Centroid of Isosceles Triangle

We will put the learnings of the previous post into practice by applying the principles to a triangle. We will consider an isosceles triangle, with its base aligned with the x-axis and symmetrical around the y-axis as below, and determine the centroid (x,y), with a base of b and height of h.

Since it is intuitively obvious that the x coordinate of the centroid is 0, we will focus our efforts on calculating the y-coordinate of the centroid.

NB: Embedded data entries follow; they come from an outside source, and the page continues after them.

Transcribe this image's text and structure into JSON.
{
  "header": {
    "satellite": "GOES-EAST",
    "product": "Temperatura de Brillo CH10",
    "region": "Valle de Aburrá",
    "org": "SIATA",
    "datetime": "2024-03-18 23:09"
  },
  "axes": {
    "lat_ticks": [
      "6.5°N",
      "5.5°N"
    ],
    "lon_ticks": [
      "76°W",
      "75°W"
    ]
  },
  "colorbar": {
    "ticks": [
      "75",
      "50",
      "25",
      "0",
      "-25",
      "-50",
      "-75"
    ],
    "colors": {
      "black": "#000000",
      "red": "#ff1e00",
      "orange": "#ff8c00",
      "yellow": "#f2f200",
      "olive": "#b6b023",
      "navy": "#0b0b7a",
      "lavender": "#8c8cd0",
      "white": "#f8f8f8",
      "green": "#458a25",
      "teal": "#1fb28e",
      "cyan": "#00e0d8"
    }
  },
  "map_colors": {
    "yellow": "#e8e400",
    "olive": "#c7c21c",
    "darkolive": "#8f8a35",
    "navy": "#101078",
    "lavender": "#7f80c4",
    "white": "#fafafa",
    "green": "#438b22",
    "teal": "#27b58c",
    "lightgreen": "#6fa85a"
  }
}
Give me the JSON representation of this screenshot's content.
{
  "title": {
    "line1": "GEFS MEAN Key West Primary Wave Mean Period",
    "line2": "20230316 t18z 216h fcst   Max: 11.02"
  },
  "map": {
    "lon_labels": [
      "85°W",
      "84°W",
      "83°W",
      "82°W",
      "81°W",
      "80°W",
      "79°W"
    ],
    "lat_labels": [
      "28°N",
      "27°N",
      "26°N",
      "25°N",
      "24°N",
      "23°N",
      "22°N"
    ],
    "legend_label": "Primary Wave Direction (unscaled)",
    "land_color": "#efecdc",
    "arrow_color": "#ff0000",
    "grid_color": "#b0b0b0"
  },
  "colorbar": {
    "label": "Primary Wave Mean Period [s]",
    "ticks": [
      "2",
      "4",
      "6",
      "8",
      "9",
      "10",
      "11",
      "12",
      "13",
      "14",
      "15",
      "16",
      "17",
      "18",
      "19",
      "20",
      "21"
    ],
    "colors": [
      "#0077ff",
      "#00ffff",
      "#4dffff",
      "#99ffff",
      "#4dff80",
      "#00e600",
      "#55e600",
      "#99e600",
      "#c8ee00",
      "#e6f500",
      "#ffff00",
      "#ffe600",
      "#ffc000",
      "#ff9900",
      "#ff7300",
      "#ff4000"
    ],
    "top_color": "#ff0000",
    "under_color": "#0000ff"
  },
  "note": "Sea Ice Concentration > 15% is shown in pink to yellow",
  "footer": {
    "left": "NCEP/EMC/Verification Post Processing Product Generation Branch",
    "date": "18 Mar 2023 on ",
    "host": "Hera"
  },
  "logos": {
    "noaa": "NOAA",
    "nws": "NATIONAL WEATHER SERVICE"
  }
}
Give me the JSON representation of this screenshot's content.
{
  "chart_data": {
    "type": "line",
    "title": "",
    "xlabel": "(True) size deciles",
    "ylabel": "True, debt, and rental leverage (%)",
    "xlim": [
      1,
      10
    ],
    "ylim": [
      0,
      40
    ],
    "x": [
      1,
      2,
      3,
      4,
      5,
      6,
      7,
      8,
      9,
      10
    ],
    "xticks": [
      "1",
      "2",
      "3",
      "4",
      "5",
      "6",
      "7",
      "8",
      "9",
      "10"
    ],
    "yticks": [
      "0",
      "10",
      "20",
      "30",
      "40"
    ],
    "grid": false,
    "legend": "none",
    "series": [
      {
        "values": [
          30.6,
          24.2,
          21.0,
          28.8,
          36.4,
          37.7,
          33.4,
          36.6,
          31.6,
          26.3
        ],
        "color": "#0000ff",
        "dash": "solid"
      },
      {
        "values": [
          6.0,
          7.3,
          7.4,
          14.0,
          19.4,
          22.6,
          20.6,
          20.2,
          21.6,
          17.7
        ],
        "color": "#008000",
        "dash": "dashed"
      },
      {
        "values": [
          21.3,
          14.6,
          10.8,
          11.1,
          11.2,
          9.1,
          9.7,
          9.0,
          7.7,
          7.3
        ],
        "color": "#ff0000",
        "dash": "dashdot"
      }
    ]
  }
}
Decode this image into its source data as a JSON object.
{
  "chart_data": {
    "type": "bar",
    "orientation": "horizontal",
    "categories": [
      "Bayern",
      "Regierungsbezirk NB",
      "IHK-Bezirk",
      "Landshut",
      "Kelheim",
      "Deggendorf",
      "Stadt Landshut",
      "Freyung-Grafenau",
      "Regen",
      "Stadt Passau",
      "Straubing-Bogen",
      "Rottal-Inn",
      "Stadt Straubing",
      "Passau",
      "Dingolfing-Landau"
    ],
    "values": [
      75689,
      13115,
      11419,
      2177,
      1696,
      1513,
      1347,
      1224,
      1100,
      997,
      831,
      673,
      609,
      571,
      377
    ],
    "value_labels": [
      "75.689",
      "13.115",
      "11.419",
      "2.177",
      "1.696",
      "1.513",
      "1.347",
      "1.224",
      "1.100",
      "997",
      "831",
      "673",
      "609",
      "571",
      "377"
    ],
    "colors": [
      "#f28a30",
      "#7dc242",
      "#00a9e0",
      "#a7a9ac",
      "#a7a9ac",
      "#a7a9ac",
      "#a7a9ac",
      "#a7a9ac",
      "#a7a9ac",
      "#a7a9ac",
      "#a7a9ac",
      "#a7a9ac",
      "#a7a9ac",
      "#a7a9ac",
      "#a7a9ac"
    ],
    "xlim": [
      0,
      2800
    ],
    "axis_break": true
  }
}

Consider the right half of the triangle

In order to make the calculation a little easier, we will also only consider the right half of the triangle - hopefully it is clear that the y-coordinate of the centroid for half of the triangle is the same as that of the whole.

Before we get integrating..

\[A_{right-half}=\frac{1}{2}\times\frac{b}{2}\times h\]

(Everything from here onwards will be with respect to the right half of the triangle, unless otherwise specified).

The equation for the "edge" highlighted in red is:

\[y=\frac{-h}{b/2}x+h=\frac{-2h}{b}x+h\]

which means that:

\[x=\frac{b}{2h}(h-y)\]

The y-coordinate of the centroid is: \[\begin{equation} \begin{split} \bar{y}&=\frac{1}{A} \int y dA = \frac{4}{bh}\int _0^hy xdy\\ &=\frac{4}{bh}\int _0^h y \times\frac{b}{2h}(h-y)dy\\ &=\frac{2}{h^2}\int _0^h (hy - y^2)dy\\ &=\frac{2}{h^2}\int _0^h y(hy - y^2)dy\\ &=\frac{2}{h^2}\left[ \frac{h}{2}y^2 -\frac{1}{3}y^3\right]_0^h\\ &=\frac{2}{h^2}\frac{h^3}{6}\\ &=\frac{h}{3} \end{split} \end{equation} \]

In other words, the y-coordinate of the centroid of an isosceles triangle is a third way up from its base.